POST TIME: 4 November, 2019 00:00 00 AM / LAST MODIFIED: 4 November, 2019 12:38:16 AM
Encourage eyes and blood donation

Encourage eyes and blood donation

While many educated and progressive minded people in Bangladesh donate their eyes posthumously, there are countless who are bound by a set of rigid notions and feel that donating body parts after death is tantamount to sacrilege. However, such notions need to be discarded because by donating eyes and other parts, which can help living persons with ailments live better, the core values of humanity can be served. In the same manner, donating of blood has to be popularized too, especially among the young. There is a misconception, sometimes propagated and reinforced by those harbouring bigoted ideas, that by donating blood, a person becomes weak.  Nothing can be furthest from the truth because when blood is donated, new cells develop, which contribute to healthy physical format. The country faced a high demand for blood during the dengue epidemic and since doctors have warned that the mosquito-borne disease is an all the year round threat, blood collection should also be carried out throughout the year. But first, we need to overcome the unnecessary fear or phobia that people have over blood or eye donation. In the cities, many donate blood voluntarily; campaigns have to be carried out in the villages so people feel a desire to come forward to donate blood.
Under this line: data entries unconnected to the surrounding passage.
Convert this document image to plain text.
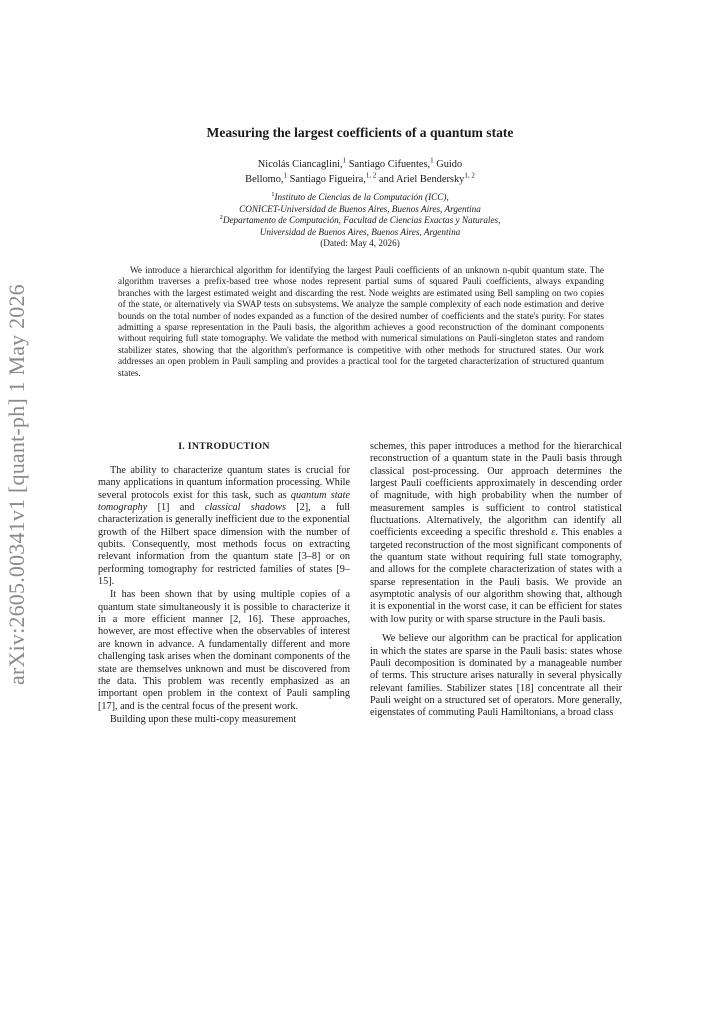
arXiv:2605.00341v1 [quant-ph] 1 May 2026
Measuring the largest coefficients of a quantum state
Nicolás Ciancaglini,$^1$ Santiago Cifuentes,$^1$ Guido
Bellomo,$^1$ Santiago Figueira,$^{1, 2}$ and Ariel Bendersky$^{1, 2}$
$^1$Instituto de Ciencias de la Computación (ICC),
CONICET-Universidad de Buenos Aires, Buenos Aires, Argentina
$^2$Departamento de Computación, Facultad de Ciencias Exactas y Naturales,
Universidad de Buenos Aires, Buenos Aires, Argentina
(Dated: May 4, 2026)
We introduce a hierarchical algorithm for identifying the largest Pauli coefficients of an unknown n-qubit quantum state. The algorithm traverses a prefix-based tree whose nodes represent partial sums of squared Pauli coefficients, always expanding branches with the largest estimated weight and discarding the rest. Node weights are estimated using Bell sampling on two copies of the state, or alternatively via SWAP tests on subsystems. We analyze the sample complexity of each node estimation and derive bounds on the total number of nodes expanded as a function of the desired number of coefficients and the state's purity. For states admitting a sparse representation in the Pauli basis, the algorithm achieves a good reconstruction of the dominant components without requiring full state tomography. We validate the method with numerical simulations on Pauli-singleton states and random stabilizer states, showing that the algorithm's performance is competitive with other methods for structured states. Our work addresses an open problem in Pauli sampling and provides a practical tool for the targeted characterization of structured quantum states.
I. INTRODUCTION

The ability to characterize quantum states is crucial for many applications in quantum information processing. While several protocols exist for this task, such as quantum state tomography [1] and classical shadows [2], a full characterization is generally inefficient due to the exponential growth of the Hilbert space dimension with the number of qubits. Consequently, most methods focus on extracting relevant information from the quantum state [3–8] or on performing tomography for restricted families of states [9–15].

It has been shown that by using multiple copies of a quantum state simultaneously it is possible to characterize it in a more efficient manner [2, 16]. These approaches, however, are most effective when the observables of interest are known in advance. A fundamentally different and more challenging task arises when the dominant components of the state are themselves unknown and must be discovered from the data. This problem was recently emphasized as an important open problem in the context of Pauli sampling [17], and is the central focus of the present work.

Building upon these multi-copy measurement

schemes, this paper introduces a method for the hierarchical reconstruction of a quantum state in the Pauli basis through classical post-processing. Our approach determines the largest Pauli coefficients approximately in descending order of magnitude, with high probability when the number of measurement samples is sufficient to control statistical fluctuations. Alternatively, the algorithm can identify all coefficients exceeding a specific threshold ε. This enables a targeted reconstruction of the most significant components of the quantum state without requiring full state tomography, and allows for the complete characterization of states with a sparse representation in the Pauli basis. We provide an asymptotic analysis of our algorithm showing that, although it is exponential in the worst case, it can be efficient for states with low purity or with sparse structure in the Pauli basis.

We believe our algorithm can be practical for application in which the states are sparse in the Pauli basis: states whose Pauli decomposition is dominated by a manageable number of terms. This structure arises naturally in several physically relevant families. Stabilizer states [18] concentrate all their Pauli weight on a structured set of operators. More generally, eigenstates of commuting Pauli Hamiltonians, a broad class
To popularise such acts, incentives may also be given and rural schools can be set up with blood donation programmes, intertwined with maternal health plus family planning sessions. At the same time, posthumous donation of eyes needs to be encouraged, with help from religious clerics and village moulanas. The main impediment to donating body parts after death is the feeling among relatives of the deceased that such acts defile the sanctity of the dead person. Many educated people also avoid handing over their eyes feeling that this is forbidden by religion.

People need to be made aware that once the eyes are given, they can provide vision for another human being – a humane act which carries all the benevolent virtues taught to us by faith. To make blood and eye donation a success the wholehearted support from the community of imams is essential. The government can rope in the ministry of religious affairs to take the programmes into madrasas and mosques.